Witnessing is not an effort. When you are unconcerned the witness arises. Be indifferent to the mind; in the climate of indifference the witness arises. The very idea that you have to stop it is wrong, that you have to still it is wrong, that you have to do something about this constant ongoing process is wrong. You are not required to do anything. If you do anything it won’t help – it will help the trouble, not you. That’s why when you meditate you feel the mind going more mad; when you don’t meditate it is not so mad. When you are meditating you are too concerned with the mind, trying your hardest to make it still. Who are you? And why should you be worried about the mind? What is wrong with it? Allow the thoughts, let them move like clouds.

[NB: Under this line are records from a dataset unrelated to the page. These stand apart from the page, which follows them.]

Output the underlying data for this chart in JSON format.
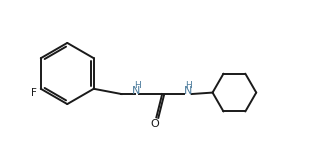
{
  "background_color": "#ffffff",
  "line_color": "#1a1a1a",
  "label_color_NH": "#4a7a9b",
  "label_color_atoms": "#1a1a1a",
  "line_width": 1.4,
  "fig_width": 3.18,
  "fig_height": 1.47,
  "dpi": 100,
  "xlim": [
    0.0,
    10.5
  ],
  "ylim": [
    1.5,
    6.5
  ]
}
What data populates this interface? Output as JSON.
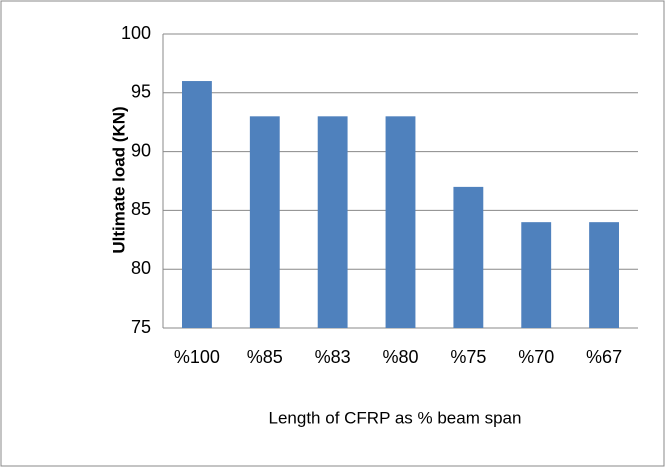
{
  "chart_data": {
    "type": "bar",
    "categories": [
      "%100",
      "%85",
      "%83",
      "%80",
      "%75",
      "%70",
      "%67"
    ],
    "values": [
      96,
      93,
      93,
      93,
      87,
      84,
      84
    ],
    "color": "#4f81bd",
    "xlabel": "Length of CFRP as % beam span",
    "ylabel": "Ultimate load (KN)",
    "ylim": [
      75,
      100
    ],
    "yticks": [
      75,
      80,
      85,
      90,
      95,
      100
    ],
    "grid": true
  }
}
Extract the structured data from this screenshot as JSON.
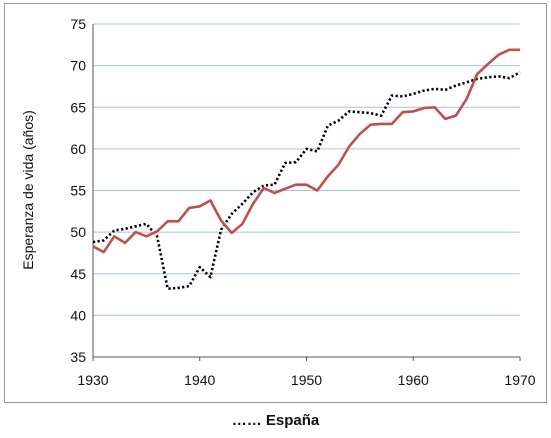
{
  "chart_data": {
    "type": "line",
    "title": "",
    "xlabel": "",
    "ylabel": "Esperanza de vida (años)",
    "xlim": [
      1930,
      1970
    ],
    "ylim": [
      35,
      75
    ],
    "xticks": [
      1930,
      1940,
      1950,
      1960,
      1970
    ],
    "yticks": [
      35,
      40,
      45,
      50,
      55,
      60,
      65,
      70,
      75
    ],
    "grid": "horizontal",
    "legend_text": "…… España",
    "colors": {
      "solid_series": "#c0504d",
      "dotted_series": "#000000",
      "grid": "#a8c4df"
    },
    "series": [
      {
        "name": "España",
        "style": "dotted",
        "x": [
          1930,
          1931,
          1932,
          1933,
          1934,
          1935,
          1936,
          1937,
          1938,
          1939,
          1940,
          1941,
          1942,
          1943,
          1944,
          1945,
          1946,
          1947,
          1948,
          1949,
          1950,
          1951,
          1952,
          1953,
          1954,
          1955,
          1956,
          1957,
          1958,
          1959,
          1960,
          1961,
          1962,
          1963,
          1964,
          1965,
          1966,
          1967,
          1968,
          1969,
          1970
        ],
        "values": [
          48.8,
          49.0,
          50.2,
          50.4,
          50.7,
          51.0,
          49.5,
          43.2,
          43.3,
          43.5,
          45.8,
          44.6,
          50.3,
          52.2,
          53.4,
          54.8,
          55.6,
          55.7,
          58.3,
          58.4,
          60.0,
          59.7,
          62.8,
          63.4,
          64.5,
          64.4,
          64.3,
          64.0,
          66.4,
          66.3,
          66.6,
          67.0,
          67.2,
          67.1,
          67.6,
          68.0,
          68.4,
          68.6,
          68.7,
          68.5,
          69.2
        ]
      },
      {
        "style": "solid",
        "x": [
          1930,
          1931,
          1932,
          1933,
          1934,
          1935,
          1936,
          1937,
          1938,
          1939,
          1940,
          1941,
          1942,
          1943,
          1944,
          1945,
          1946,
          1947,
          1948,
          1949,
          1950,
          1951,
          1952,
          1953,
          1954,
          1955,
          1956,
          1957,
          1958,
          1959,
          1960,
          1961,
          1962,
          1963,
          1964,
          1965,
          1966,
          1967,
          1968,
          1969,
          1970
        ],
        "values": [
          48.3,
          47.6,
          49.5,
          48.7,
          50.0,
          49.5,
          50.1,
          51.3,
          51.3,
          52.9,
          53.1,
          53.8,
          51.4,
          49.9,
          51.0,
          53.4,
          55.3,
          54.7,
          55.2,
          55.7,
          55.7,
          55.0,
          56.7,
          58.1,
          60.3,
          61.8,
          62.9,
          63.0,
          63.0,
          64.4,
          64.5,
          64.9,
          65.0,
          63.6,
          64.0,
          66.0,
          69.0,
          70.2,
          71.3,
          71.9,
          71.9
        ]
      }
    ]
  }
}
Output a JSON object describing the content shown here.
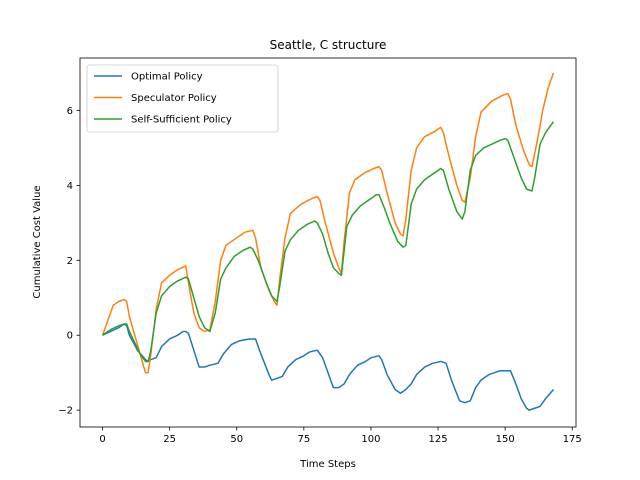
{
  "chart_data": {
    "type": "line",
    "title": "Seattle, C structure",
    "xlabel": "Time Steps",
    "ylabel": "Cumulative Cost Value",
    "xlim": [
      -8.4,
      176.4
    ],
    "ylim": [
      -2.45,
      7.4
    ],
    "xticks": [
      0,
      25,
      50,
      75,
      100,
      125,
      150,
      175
    ],
    "yticks": [
      -2,
      0,
      2,
      4,
      6
    ],
    "ytick_labels": [
      "−2",
      "0",
      "2",
      "4",
      "6"
    ],
    "grid": false,
    "legend_position": "upper-left",
    "series": [
      {
        "name": "Optimal Policy",
        "color": "#1f77b4",
        "points": [
          [
            0,
            0
          ],
          [
            3,
            0.1
          ],
          [
            6,
            0.2
          ],
          [
            8,
            0.3
          ],
          [
            9,
            0.25
          ],
          [
            10,
            0
          ],
          [
            13,
            -0.4
          ],
          [
            16,
            -0.65
          ],
          [
            17,
            -0.7
          ],
          [
            18,
            -0.65
          ],
          [
            20,
            -0.6
          ],
          [
            22,
            -0.3
          ],
          [
            25,
            -0.1
          ],
          [
            28,
            0
          ],
          [
            30,
            0.1
          ],
          [
            31,
            0.1
          ],
          [
            32,
            0.05
          ],
          [
            34,
            -0.4
          ],
          [
            36,
            -0.85
          ],
          [
            38,
            -0.85
          ],
          [
            40,
            -0.8
          ],
          [
            43,
            -0.75
          ],
          [
            45,
            -0.5
          ],
          [
            48,
            -0.25
          ],
          [
            51,
            -0.15
          ],
          [
            53,
            -0.12
          ],
          [
            55,
            -0.1
          ],
          [
            57,
            -0.1
          ],
          [
            59,
            -0.5
          ],
          [
            62,
            -1.05
          ],
          [
            63,
            -1.2
          ],
          [
            65,
            -1.15
          ],
          [
            67,
            -1.1
          ],
          [
            69,
            -0.85
          ],
          [
            72,
            -0.65
          ],
          [
            75,
            -0.55
          ],
          [
            77,
            -0.45
          ],
          [
            80,
            -0.4
          ],
          [
            82,
            -0.6
          ],
          [
            84,
            -1.0
          ],
          [
            86,
            -1.4
          ],
          [
            88,
            -1.4
          ],
          [
            90,
            -1.3
          ],
          [
            92,
            -1.05
          ],
          [
            95,
            -0.8
          ],
          [
            98,
            -0.7
          ],
          [
            100,
            -0.6
          ],
          [
            103,
            -0.55
          ],
          [
            104,
            -0.65
          ],
          [
            106,
            -1.05
          ],
          [
            109,
            -1.45
          ],
          [
            111,
            -1.55
          ],
          [
            113,
            -1.45
          ],
          [
            115,
            -1.3
          ],
          [
            117,
            -1.05
          ],
          [
            120,
            -0.85
          ],
          [
            123,
            -0.75
          ],
          [
            126,
            -0.7
          ],
          [
            128,
            -0.75
          ],
          [
            130,
            -1.2
          ],
          [
            133,
            -1.75
          ],
          [
            135,
            -1.8
          ],
          [
            137,
            -1.75
          ],
          [
            139,
            -1.4
          ],
          [
            141,
            -1.2
          ],
          [
            144,
            -1.05
          ],
          [
            146,
            -1.0
          ],
          [
            148,
            -0.95
          ],
          [
            150,
            -0.95
          ],
          [
            152,
            -0.95
          ],
          [
            154,
            -1.3
          ],
          [
            156,
            -1.7
          ],
          [
            158,
            -1.95
          ],
          [
            159,
            -2.0
          ],
          [
            161,
            -1.95
          ],
          [
            163,
            -1.9
          ],
          [
            165,
            -1.7
          ],
          [
            168,
            -1.45
          ]
        ]
      },
      {
        "name": "Speculator Policy",
        "color": "#ff7f0e",
        "points": [
          [
            0,
            0
          ],
          [
            2,
            0.4
          ],
          [
            4,
            0.8
          ],
          [
            6,
            0.9
          ],
          [
            8,
            0.95
          ],
          [
            9,
            0.9
          ],
          [
            10,
            0.5
          ],
          [
            12,
            0
          ],
          [
            14,
            -0.5
          ],
          [
            16,
            -1.0
          ],
          [
            17,
            -1.0
          ],
          [
            18,
            -0.5
          ],
          [
            20,
            0.7
          ],
          [
            22,
            1.4
          ],
          [
            25,
            1.6
          ],
          [
            28,
            1.75
          ],
          [
            31,
            1.85
          ],
          [
            32,
            1.4
          ],
          [
            34,
            0.6
          ],
          [
            36,
            0.2
          ],
          [
            38,
            0.1
          ],
          [
            40,
            0.15
          ],
          [
            42,
            0.9
          ],
          [
            44,
            2.0
          ],
          [
            46,
            2.4
          ],
          [
            50,
            2.6
          ],
          [
            53,
            2.75
          ],
          [
            56,
            2.8
          ],
          [
            57,
            2.6
          ],
          [
            59,
            1.8
          ],
          [
            62,
            1.2
          ],
          [
            64,
            0.9
          ],
          [
            65,
            0.8
          ],
          [
            66,
            1.5
          ],
          [
            68,
            2.6
          ],
          [
            70,
            3.25
          ],
          [
            74,
            3.5
          ],
          [
            78,
            3.65
          ],
          [
            80,
            3.7
          ],
          [
            81,
            3.6
          ],
          [
            83,
            3.0
          ],
          [
            86,
            2.2
          ],
          [
            88,
            1.8
          ],
          [
            89,
            1.65
          ],
          [
            90,
            2.5
          ],
          [
            92,
            3.8
          ],
          [
            94,
            4.15
          ],
          [
            98,
            4.35
          ],
          [
            101,
            4.45
          ],
          [
            103,
            4.5
          ],
          [
            104,
            4.4
          ],
          [
            106,
            3.8
          ],
          [
            109,
            3.0
          ],
          [
            111,
            2.7
          ],
          [
            112,
            2.65
          ],
          [
            113,
            3.1
          ],
          [
            115,
            4.4
          ],
          [
            117,
            5.0
          ],
          [
            120,
            5.3
          ],
          [
            124,
            5.45
          ],
          [
            126,
            5.55
          ],
          [
            127,
            5.4
          ],
          [
            129,
            4.8
          ],
          [
            132,
            4.0
          ],
          [
            134,
            3.6
          ],
          [
            135,
            3.55
          ],
          [
            137,
            4.2
          ],
          [
            139,
            5.3
          ],
          [
            141,
            5.95
          ],
          [
            145,
            6.25
          ],
          [
            149,
            6.4
          ],
          [
            151,
            6.45
          ],
          [
            152,
            6.3
          ],
          [
            154,
            5.6
          ],
          [
            157,
            4.9
          ],
          [
            159,
            4.55
          ],
          [
            160,
            4.5
          ],
          [
            162,
            5.2
          ],
          [
            164,
            6.0
          ],
          [
            166,
            6.6
          ],
          [
            168,
            7.0
          ]
        ]
      },
      {
        "name": "Self-Sufficient Policy",
        "color": "#2ca02c",
        "points": [
          [
            0,
            0
          ],
          [
            3,
            0.15
          ],
          [
            6,
            0.25
          ],
          [
            8,
            0.3
          ],
          [
            9,
            0.3
          ],
          [
            10,
            0.1
          ],
          [
            12,
            -0.2
          ],
          [
            14,
            -0.5
          ],
          [
            16,
            -0.7
          ],
          [
            17,
            -0.7
          ],
          [
            18,
            -0.4
          ],
          [
            20,
            0.6
          ],
          [
            22,
            1.05
          ],
          [
            25,
            1.3
          ],
          [
            28,
            1.45
          ],
          [
            31,
            1.55
          ],
          [
            32,
            1.5
          ],
          [
            34,
            1.0
          ],
          [
            36,
            0.5
          ],
          [
            38,
            0.2
          ],
          [
            40,
            0.1
          ],
          [
            42,
            0.6
          ],
          [
            44,
            1.5
          ],
          [
            46,
            1.8
          ],
          [
            49,
            2.1
          ],
          [
            52,
            2.25
          ],
          [
            55,
            2.35
          ],
          [
            56,
            2.3
          ],
          [
            58,
            2.0
          ],
          [
            61,
            1.4
          ],
          [
            63,
            1.05
          ],
          [
            65,
            0.9
          ],
          [
            66,
            1.3
          ],
          [
            68,
            2.25
          ],
          [
            70,
            2.55
          ],
          [
            73,
            2.8
          ],
          [
            76,
            2.95
          ],
          [
            79,
            3.05
          ],
          [
            80,
            3.0
          ],
          [
            82,
            2.7
          ],
          [
            84,
            2.2
          ],
          [
            86,
            1.8
          ],
          [
            88,
            1.65
          ],
          [
            89,
            1.6
          ],
          [
            91,
            2.9
          ],
          [
            93,
            3.2
          ],
          [
            96,
            3.45
          ],
          [
            99,
            3.6
          ],
          [
            102,
            3.75
          ],
          [
            103,
            3.75
          ],
          [
            105,
            3.4
          ],
          [
            107,
            3.0
          ],
          [
            110,
            2.5
          ],
          [
            112,
            2.35
          ],
          [
            113,
            2.4
          ],
          [
            115,
            3.5
          ],
          [
            117,
            3.9
          ],
          [
            120,
            4.15
          ],
          [
            123,
            4.3
          ],
          [
            126,
            4.45
          ],
          [
            127,
            4.4
          ],
          [
            129,
            3.9
          ],
          [
            132,
            3.3
          ],
          [
            134,
            3.1
          ],
          [
            135,
            3.3
          ],
          [
            137,
            4.4
          ],
          [
            139,
            4.8
          ],
          [
            142,
            5.0
          ],
          [
            145,
            5.1
          ],
          [
            148,
            5.2
          ],
          [
            150,
            5.25
          ],
          [
            151,
            5.2
          ],
          [
            153,
            4.8
          ],
          [
            156,
            4.2
          ],
          [
            158,
            3.9
          ],
          [
            160,
            3.85
          ],
          [
            161,
            4.2
          ],
          [
            163,
            5.1
          ],
          [
            165,
            5.4
          ],
          [
            168,
            5.7
          ]
        ]
      }
    ]
  }
}
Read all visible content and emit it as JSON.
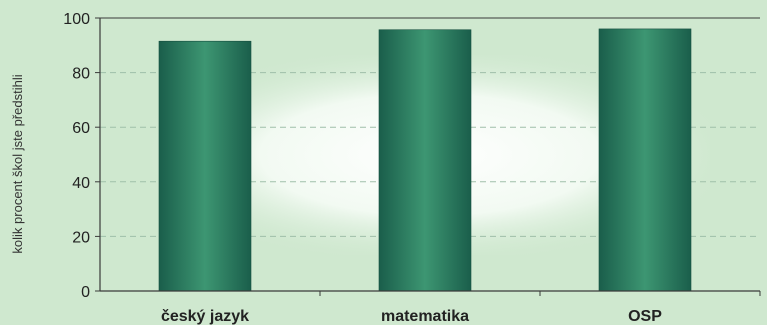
{
  "chart_data": {
    "type": "bar",
    "categories": [
      "český jazyk",
      "matematika",
      "OSP"
    ],
    "values": [
      91.5,
      95.7,
      96.0
    ],
    "title": "",
    "xlabel": "",
    "ylabel": "kolik procent škol jste předstihli",
    "ylim": [
      0,
      100
    ],
    "yticks": [
      "0",
      "20",
      "40",
      "60",
      "80",
      "100"
    ],
    "grid": true,
    "legend": "none"
  },
  "colors": {
    "background": "#cfe8cf",
    "plot_glow": "#ffffff",
    "bar_dark": "#1f6b56",
    "bar_light": "#3c9270",
    "gridline": "#9fbfa9",
    "axis": "#3a3a3a"
  }
}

When you are indifferent, suddenly you are watching. With nothing left to do, what will you do? You can only watch, you can only witness – and in witnessing mind stops. Not that you can stop it. Nobody has ever been able to stop the mind, because the stopper is also part of the mind. The idea of meditation is part of the mind too – the idea that if you become silent you will attain to the ultimate is also of the mind. So don’t be stupid! The mind cannot silence the mind. Who is asking this question, you or the mind?

You are not aware of yourself at all; it’s the mind playing tricks. The only thing that can be done, and which is possible, is to be indifferent and let the mind go. When you are indifferent suddenly a distance arises between you and the mind. You still listen to it because it is knocking continuously at your doors, but now you are indifferent. Now, inside, you are not worried whether it goes on or stops, you don’t choose. You say to the mind, “If you want to go on, you go on; if you want to stop, you can stop. It is none of my concern.” This unconcern is needed. In this climate of unconcern and indifference the witness arises. Suddenly you see that the mind never belonged to you; it is a computer, it is a mechanism. You are absolutely separate from it.

Drop all efforts to still it and just remain passive, looking at whatsoever is going on. Don’t give direction to the mind; don’t say, “Be like this.” Don’t be a guide to the mind and don’t be a controller. The whole existence is going on, nothing disturbs you – why only this mind, a small computer, a small mechanism? Enjoy it if you can. If you cannot, then be indifferent. And then suddenly one day you find that something which was fast asleep within you is awakening; a new energy is coming up in you – a distance from the mind. And then by and by the mind goes on – far away, far away, far away. Then still it goes on chattering but you know that somewhere far away, near a star it is chattering; you cannot even make sense out of it, what it is saying. And this distance goes on and on and on, and one day suddenly you cannot find where the mind has gone.

This silence is qualitatively different from a silence that you can practice. The real silence comes spontaneously, it is not something to be practiced. If you practice it you can create a false silence also. The mind is so tricky, it can give you a false notion of silence – and that too will belong to the mind. So don’t try hard to still it. Rather, stand aside, by the side of the road, and let the traffic pass. Just watch it, just look at it, with eyes of unconcern, indifference, and the thing that you have been desiring will happen – but not through desire. Because desire will not allow you to be indifferent. Buddha has used a word upeksha; the word means ‘absolute indifference’. And he says that you can never become meditative unless you have attained to upeksha, to indifference. That is the very soil. In that soil the seeds of meditation sprout – and there is no other way.